Please note there will be no webcast at Bard on Monday, January 21 (Martin Luther King Day), however you can view this on any computer with an internet connection (see Trinity Institute website).

IAT member Betsy Hamilton, who requested the simulcast, says that"last year we had a lively discussion after each session of the conference webcast and hope to be able to this again this year." 

A detailed program and schedule is available online at the Trinity Institute website. This is the second year that we have been able to offer this simulcast, at the request of IAT member Betsy Hamilton, and we would like to thank the Trinity Institute for their help with this.

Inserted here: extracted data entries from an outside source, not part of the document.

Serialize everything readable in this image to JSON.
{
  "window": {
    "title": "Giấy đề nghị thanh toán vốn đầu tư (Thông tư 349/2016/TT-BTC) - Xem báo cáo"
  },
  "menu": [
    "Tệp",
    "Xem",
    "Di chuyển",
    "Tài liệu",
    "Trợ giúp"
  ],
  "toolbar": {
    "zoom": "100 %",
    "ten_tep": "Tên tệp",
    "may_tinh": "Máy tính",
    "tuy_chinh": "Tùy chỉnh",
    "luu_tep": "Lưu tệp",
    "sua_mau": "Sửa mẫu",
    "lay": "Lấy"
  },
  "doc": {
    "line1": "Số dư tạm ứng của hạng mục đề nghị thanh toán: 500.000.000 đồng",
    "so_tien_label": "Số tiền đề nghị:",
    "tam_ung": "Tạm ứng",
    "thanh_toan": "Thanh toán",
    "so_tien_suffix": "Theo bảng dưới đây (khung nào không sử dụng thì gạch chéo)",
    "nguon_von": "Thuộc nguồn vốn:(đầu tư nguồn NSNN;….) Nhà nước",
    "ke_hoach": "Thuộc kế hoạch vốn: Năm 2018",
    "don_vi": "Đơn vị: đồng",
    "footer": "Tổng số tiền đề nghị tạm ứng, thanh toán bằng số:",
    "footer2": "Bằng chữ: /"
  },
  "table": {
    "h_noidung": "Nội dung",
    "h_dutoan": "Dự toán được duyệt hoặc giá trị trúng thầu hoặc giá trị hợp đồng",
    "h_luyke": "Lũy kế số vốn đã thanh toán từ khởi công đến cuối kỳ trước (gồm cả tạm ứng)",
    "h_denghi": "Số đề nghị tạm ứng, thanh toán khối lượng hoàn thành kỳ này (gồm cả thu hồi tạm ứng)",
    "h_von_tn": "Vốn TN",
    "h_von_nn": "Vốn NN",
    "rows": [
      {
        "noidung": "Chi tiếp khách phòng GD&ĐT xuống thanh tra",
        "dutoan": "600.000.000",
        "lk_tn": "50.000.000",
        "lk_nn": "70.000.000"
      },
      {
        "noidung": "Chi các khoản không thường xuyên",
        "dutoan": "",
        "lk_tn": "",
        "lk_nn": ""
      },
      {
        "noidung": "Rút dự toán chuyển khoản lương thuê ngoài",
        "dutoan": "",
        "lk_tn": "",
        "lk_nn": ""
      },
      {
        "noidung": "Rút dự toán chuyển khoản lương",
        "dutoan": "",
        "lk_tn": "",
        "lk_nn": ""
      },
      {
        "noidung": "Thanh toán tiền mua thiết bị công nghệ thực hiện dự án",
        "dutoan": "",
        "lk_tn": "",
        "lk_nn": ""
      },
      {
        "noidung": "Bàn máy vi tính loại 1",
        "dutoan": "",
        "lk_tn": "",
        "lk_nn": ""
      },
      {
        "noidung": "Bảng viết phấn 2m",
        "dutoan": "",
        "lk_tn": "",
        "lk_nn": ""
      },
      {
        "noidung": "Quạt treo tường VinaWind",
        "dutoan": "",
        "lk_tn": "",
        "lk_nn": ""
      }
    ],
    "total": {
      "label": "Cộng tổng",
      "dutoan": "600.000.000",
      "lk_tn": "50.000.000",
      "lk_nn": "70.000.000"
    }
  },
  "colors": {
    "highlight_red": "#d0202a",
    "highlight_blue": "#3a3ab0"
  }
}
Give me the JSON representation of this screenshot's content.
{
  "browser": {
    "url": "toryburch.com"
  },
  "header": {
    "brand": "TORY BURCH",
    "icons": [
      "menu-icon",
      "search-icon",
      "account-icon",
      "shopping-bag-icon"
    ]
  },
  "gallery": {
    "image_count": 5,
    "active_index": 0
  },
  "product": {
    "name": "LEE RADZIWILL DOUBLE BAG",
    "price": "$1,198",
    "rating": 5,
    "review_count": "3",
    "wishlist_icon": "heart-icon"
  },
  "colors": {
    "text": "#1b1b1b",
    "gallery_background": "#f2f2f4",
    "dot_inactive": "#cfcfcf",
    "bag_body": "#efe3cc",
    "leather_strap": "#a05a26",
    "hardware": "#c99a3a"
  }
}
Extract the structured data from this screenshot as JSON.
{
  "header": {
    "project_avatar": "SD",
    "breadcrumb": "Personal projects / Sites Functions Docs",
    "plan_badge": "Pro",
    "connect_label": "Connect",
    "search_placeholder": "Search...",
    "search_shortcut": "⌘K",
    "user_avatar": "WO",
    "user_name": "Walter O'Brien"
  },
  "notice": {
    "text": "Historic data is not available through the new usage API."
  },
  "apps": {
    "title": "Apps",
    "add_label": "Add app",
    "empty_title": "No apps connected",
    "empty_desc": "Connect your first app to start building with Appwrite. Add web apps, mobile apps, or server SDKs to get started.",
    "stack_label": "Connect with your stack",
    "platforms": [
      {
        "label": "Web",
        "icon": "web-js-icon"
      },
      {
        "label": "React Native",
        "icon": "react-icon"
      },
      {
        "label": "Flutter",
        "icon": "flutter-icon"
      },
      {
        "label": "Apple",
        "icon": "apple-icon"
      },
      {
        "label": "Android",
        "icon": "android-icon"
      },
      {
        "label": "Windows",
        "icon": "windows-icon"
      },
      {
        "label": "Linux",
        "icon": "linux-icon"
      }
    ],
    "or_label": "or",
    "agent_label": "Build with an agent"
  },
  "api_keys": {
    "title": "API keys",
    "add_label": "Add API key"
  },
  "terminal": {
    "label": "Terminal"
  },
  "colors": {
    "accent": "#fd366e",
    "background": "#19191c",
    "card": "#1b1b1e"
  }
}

From the Trinity Institute website:

Religion & Violence:
Untangling the Roots of Conflict An Interfaith Dialogue

While people of faith raise prayers for peace, stories of religiously fueled violence fill the news. Critics question whether the world can afford to tolerate a force as destructive as religion. Is violence an inescapable result of religious commitment, or is it a distortion, a human projection on a God in whom there is no violence? Is it the sole province of extremists, or do the roots of conflict touch all persons of faith?

Do solutions to these seemingly intractable problems lie within the traditions themselves? Through keynote presentations and small group theological reflection, this interfaith gathering will provide opportunities to deepen understanding, build community, and explore how religion can be a powerful force for peace within ourselves, our families, our communities, and the world. The conference will begin on the day we honor Martin Luther King, Jr., to ask how we can take up his legacy of faithful nonviolence in our time.

Our distinguished keynote speakers and preacher are skilled theologians who are also prominent public intellectuals -- Christian, Jewish, and Muslim. They will:

  • Explore how all three traditions become entangled with violence
  • Illuminate the resources within the traditions for living together in peace, without losing our unique identities

Click on any photo for a full biography.

Religion & Violence: Untangling the Roots of Conflict will be held at Trinity Church in New York City.

The conference presentations will also be telecast live online and available on demand following the conference.